BRICK – The Saturday Farmers’ Market has a new look and new safety measures in place due to social distancing, but it is as busy as ever with shoppers who are happy to be out of the house and vendors who are happy to sell their products.
Now in its sixth year, the popular market opened on May 16 when an estimated 1,200 people shoppers came out to Windward Beach to buy fresh produce, plants, prepared foods, crafts, and much more.
The township Recreation Department staff, police and other officials were on hand to ensure that shoppers adhere to rules put into place due to the coronavirus pandemic.
For example, in the past, vendor booths were side-by-side along the asphalt walkway. Now they are spaced about 20 feet apart, and booths are also spread out on the grass field.
All customers and vendors must wear masks, and foot traffic proceeds in one direction. Customers may not handle produce or other items, and vendors must have one person to handle payments and the other to handle the products.
“Much like many other aspects of daily life, we had to adapt the Farmers’ Market to make it as safe as possible,” said Mayor John G. Ducey. “But having the market open will provide some sense of progress and normalcy, which is a positive thing right now.”
Township Business Administrator Joanne Bergin was at the market on a recent Saturday morning, helping to ensure that customers were keeping a social distance from each other.

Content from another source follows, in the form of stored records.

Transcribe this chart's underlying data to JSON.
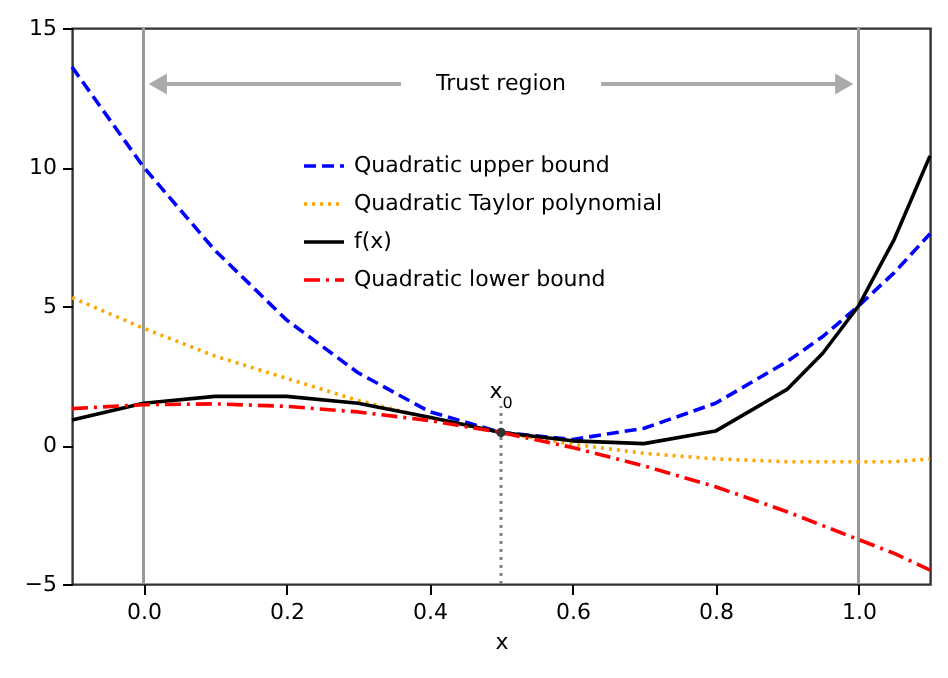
{
  "chart_data": {
    "type": "line",
    "xlabel": "x",
    "x": [
      -0.1,
      0,
      0.1,
      0.2,
      0.3,
      0.4,
      0.5,
      0.6,
      0.7,
      0.8,
      0.9,
      0.95,
      1.0,
      1.05,
      1.1
    ],
    "series": [
      {
        "name": "Quadratic upper bound",
        "color": "#0000ff",
        "line_style": "dashed",
        "values": [
          13.6,
          10.0,
          7.0,
          4.5,
          2.6,
          1.2,
          0.45,
          0.2,
          0.6,
          1.5,
          3.0,
          3.9,
          5.0,
          6.2,
          7.6
        ]
      },
      {
        "name": "Quadratic Taylor polynomial",
        "color": "#ffa500",
        "line_style": "dotted",
        "values": [
          5.3,
          4.2,
          3.2,
          2.4,
          1.6,
          0.97,
          0.45,
          0.03,
          -0.3,
          -0.5,
          -0.6,
          -0.6,
          -0.6,
          -0.6,
          -0.5
        ]
      },
      {
        "name": "f(x)",
        "color": "#000000",
        "line_style": "solid",
        "values": [
          0.9,
          1.5,
          1.75,
          1.75,
          1.5,
          1.0,
          0.45,
          0.15,
          0.05,
          0.5,
          2.0,
          3.3,
          5.0,
          7.4,
          10.4
        ]
      },
      {
        "name": "Quadratic lower bound",
        "color": "#ff0000",
        "line_style": "dashdot",
        "values": [
          1.31,
          1.45,
          1.48,
          1.39,
          1.19,
          0.88,
          0.45,
          -0.09,
          -0.75,
          -1.5,
          -2.4,
          -2.9,
          -3.4,
          -3.9,
          -4.5
        ]
      },
      {
        "type": "line",
        "color": "#808080",
        "line_style": "dotted",
        "x": [
          0.5,
          0.5
        ],
        "values": [
          -5,
          1.4
        ]
      },
      {
        "type": "scatter",
        "color": "#333333",
        "marker": "circle",
        "values": [
          null,
          null,
          null,
          null,
          null,
          null,
          0.45,
          null,
          null,
          null,
          null,
          null,
          null,
          null,
          null
        ]
      }
    ],
    "xlim": [
      -0.1,
      1.1
    ],
    "ylim": [
      -5,
      15
    ],
    "xticks": [
      {
        "value": 0,
        "label": "0.0"
      },
      {
        "value": 0.2,
        "label": "0.2"
      },
      {
        "value": 0.4,
        "label": "0.4"
      },
      {
        "value": 0.6,
        "label": "0.6"
      },
      {
        "value": 0.8,
        "label": "0.8"
      },
      {
        "value": 1,
        "label": "1.0"
      }
    ],
    "yticks": [
      {
        "value": -5,
        "label": "−5"
      },
      0,
      5,
      10,
      15
    ],
    "ref_lines": [
      {
        "axis": "x",
        "value": 0,
        "color": "#999999"
      },
      {
        "axis": "x",
        "value": 1,
        "color": "#999999"
      }
    ],
    "annotations": [
      "Trust region",
      "x$_{0}$"
    ],
    "legend": "top",
    "grid": false
  }
}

“People come and go – the flow went extremely well,” she said. “Folks are told to keep it moving, and the vendors who generate the most lines have been placed on the inside [of the field], so it’s worked out really well.”
Department of Recreation Director Dan Santaniello said that 26 out of the 40 vendors who signed up came the first week, and 12 more were expected on the second Saturday. By week three or four, all the vendors would be at the market when more produce is in season.
“People are happy to be out, and they’re thankful we got the market going,” he said.
Brick resident Ted Duranti came to the market with his son, Conor.
“It’s being run very well – it’s smart they way they handled the traffic – the flow is very good,” he said.
“It’s good just to get out of the house. Normally we’re here earlier, but we came late so they’re sold out of a lot of stuff,” Duranti said.
That’s true, said Renata Fedoryszak, a vendor who sells Polish food items, such as kielbasa, pierogies, stuffed cabbage, and more.
“We’ve been coming for five years, and it’s been really good. We’ve sold almost everything today,” she said. “It’s been busier than I thought it would be because of the situation, but we’ll be back next week.”
Lori Picinich, who works in Caldino’s food truck, said they were very busy, but they might need to have a third person working since one employee must be designated to just handle cash, and another to handle the food.
“The new rules are working out fine, it’s just a matter of getting used to everything,” she said. “And we didn’t know how much food to bring.”
Brick resident Victoria Battiato, 18, was at the market with her mother, Lynda.
“I don’t know if this is the safest thing. I don’t know if we’re ready to open up like this [because of the pandemic],” she said
“But it’s a good experiment,” Battiato added.
The Farmers’ Market will run on Saturdays from 9 a.m. until 2 p.m. until September 19.